De overgangsperiode die op 1 februari ingaat, loopt eind december 2020 af. Elke overeenkomst over de toekomstige relatie tussen de EU en het VK zal vóór dat moment volledig gesloten moeten zijn, wil deze op 1 januari 2021 in werking kunnen treden. Deze periode kan één keer met één tot twee jaar worden verlengd, maar het besluit daartoe moet vóór 1 juli door het Gemengd Comité EU-VK worden genomen.

Het Parlement zal elk toekomstig relatieakkoord moeten goedkeuren. Als zo’n akkoord betrekking heeft op bevoegdheden die de EU deelt met de lidstaten, dan zullen de nationale parlementen het ook moeten ratificeren.

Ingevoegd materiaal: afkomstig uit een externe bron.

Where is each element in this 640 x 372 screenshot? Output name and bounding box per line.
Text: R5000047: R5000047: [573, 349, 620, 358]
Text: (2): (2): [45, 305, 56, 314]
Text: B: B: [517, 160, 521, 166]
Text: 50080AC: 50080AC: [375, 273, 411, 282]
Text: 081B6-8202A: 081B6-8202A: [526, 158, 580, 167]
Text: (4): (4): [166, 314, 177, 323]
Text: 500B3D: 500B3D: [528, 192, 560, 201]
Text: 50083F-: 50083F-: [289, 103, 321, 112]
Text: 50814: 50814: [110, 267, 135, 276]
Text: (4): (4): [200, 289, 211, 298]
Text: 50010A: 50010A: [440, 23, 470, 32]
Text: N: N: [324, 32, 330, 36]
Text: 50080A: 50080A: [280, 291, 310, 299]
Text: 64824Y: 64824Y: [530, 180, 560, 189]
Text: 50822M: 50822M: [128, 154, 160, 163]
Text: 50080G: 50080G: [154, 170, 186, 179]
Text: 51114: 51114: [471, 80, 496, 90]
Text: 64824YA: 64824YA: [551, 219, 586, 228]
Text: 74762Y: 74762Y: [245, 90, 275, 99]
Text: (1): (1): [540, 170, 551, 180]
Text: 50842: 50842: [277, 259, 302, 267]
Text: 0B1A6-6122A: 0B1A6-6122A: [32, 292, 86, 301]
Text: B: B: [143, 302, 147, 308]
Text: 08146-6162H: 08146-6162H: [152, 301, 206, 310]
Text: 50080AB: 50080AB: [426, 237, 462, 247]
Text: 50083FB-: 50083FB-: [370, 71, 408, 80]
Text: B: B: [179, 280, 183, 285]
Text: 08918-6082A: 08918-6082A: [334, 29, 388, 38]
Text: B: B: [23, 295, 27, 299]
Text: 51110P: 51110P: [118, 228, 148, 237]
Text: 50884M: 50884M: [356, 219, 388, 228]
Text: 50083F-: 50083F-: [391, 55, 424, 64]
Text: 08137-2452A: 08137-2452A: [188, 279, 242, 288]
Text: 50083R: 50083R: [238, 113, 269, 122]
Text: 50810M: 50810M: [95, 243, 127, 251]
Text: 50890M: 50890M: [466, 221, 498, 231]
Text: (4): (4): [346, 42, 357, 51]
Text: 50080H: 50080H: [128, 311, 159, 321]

Het EP zal het werk van EU-onderhandelaar Michel Barnier nauwlettend volgen en de onderhandelingen via resoluties blijven beïnvloeden. De Britse coördinatiegroep van het Parlement, onder leiding van Buitenlandse Zaken Commissie Voorzitter David McAllister (EVP, DE), zal contact onderhouden met de EU Task Force voor de betrekkingen met het Verenigd Koninkrijk en coördineren met alle bevoegde commissies.

Deel dit artikel:

EU Reporter publiceert artikelen uit verschillende externe bronnen die een breed scala aan standpunten uitdrukken. De standpunten die in deze artikelen worden ingenomen, zijn niet noodzakelijk die van EU Reporter.